Und als Freunde kannst Du weiterhin für ihn da sein, wenn er es zulässt. Ihr könnt Euch sehen, kuscheln, eine schöne Zeit haben. Aber beide können sich danach wieder erholen.
Das klingt bestimmt teilweise herzlos und abgeklärt. Das soll es gar nicht. Ich denke mir nur, gerade so eine junge Frau sollte doch schöne, unbeschwerte erste Erfahrungen sammeln dürfen. Es sollte leicht sein. Hoffentlich findet Ihr einen guten Weg für Euch beide.
GirlA
Beiträge: 3
Registriert: 3. Mai 2024, 17:06

Re: Freund mit Depression möchte sich trennen

Beitrag von GirlA »

Ja, es ist nicht immer leicht, aber im Moment würde ich sagen, dass es mir das wert ist und ich es gerne noch versuchen würde (auch um später nicht bereuen zu müssen, es nicht versucht zu haben und um mich nicht fragen zu müssen ob es nicht vielleicht doch geklappt hätte).

Trotz seiner Krankheit haben wir, würde ich sagen, eine sehr gute Beziehung (harmonisch, respektvoll und liebevoll). Alles was du oben beschrieben hast (Komplimente, Überraschungen, Blicke) bekomme ich von ihm (und er auch von mir). Bei ihm fühle ich mich geliebt, richtig und Zuhause, deswegen würde ich gerne noch für die Beziehung kämpfen, ich möchte die Beziehung (noch) nicht aufgeben. Ich bin mir nur nicht sicher, ob er auch bereit ist zu kämpfen. Ich weiß dass er es gerne würde, ihm aber manchmal die Kraft fehlt. Ich möchte aber nicht, dass die Krankheit uns unsere Beziehung nimmt.

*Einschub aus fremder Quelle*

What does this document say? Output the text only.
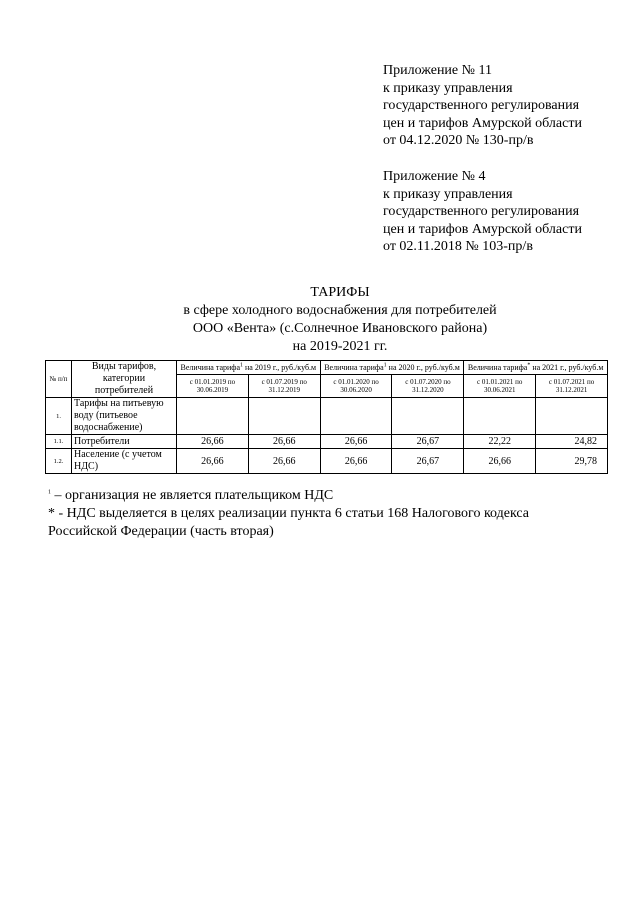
Приложение № 11
к приказу управления
государственного регулирования
цен и тарифов Амурской области
от 04.12.2020 № 130-пр/в
Приложение № 4
к приказу управления
государственного регулирования
цен и тарифов Амурской области
от 02.11.2018 № 103-пр/в
ТАРИФЫ
в сфере холодного водоснабжения для потребителей
ООО «Вента» (с.Солнечное Ивановского района)
на 2019-2021 гг.
№ п/п	Виды тарифов, категории потребителей	Величина тарифа$^1$ на 2019 г., руб./куб.м		Величина тарифа$^1$ на 2020 г., руб./куб.м		Величина тарифа* на 2021 г., руб./куб.м	
		с 01.01.2019 по 30.06.2019	с 01.07.2019 по 31.12.2019	с 01.01.2020 по 30.06.2020	с 01.07.2020 по 31.12.2020	с 01.01.2021 по 30.06.2021	с 01.07.2021 по 31.12.2021
1.	Тарифы на питьевую воду (питьевое водоснабжение)						
1.1.	Потребители	26,66	26,66	26,66	26,67	22,22	24,82
1.2.	Население (с учетом НДС)	26,66	26,66	26,66	26,67	26,66	29,78
$^1$ – организация не является плательщиком НДС
* - НДС выделяется в целях реализации пункта 6 статьи 168 Налогового кодекса
Российской Федерации (часть вторая)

Wie es für Depressionen typisch ist, gibt es mal gute und mal schlechtere Zeiten. Wenn es ihm schlechter geht, schläft er viel, grübelt und meistens hat er noch körperliche Symptome. Er hat trotzdem irgendwie die Kraft mir seine Liebe zu zeigen und meine anzunehmen.

Im Moment ist er alles was ich möchte, aber ich kann natürlich nicht sagen, ob sich das in der Zukunft verändern wird, inwiefern er sich verändern wird und ob es dann noch passt. Aber das kann ja genauso in einer Beziehung ohne Krankheit passieren (dass man sich auseinanderlebt).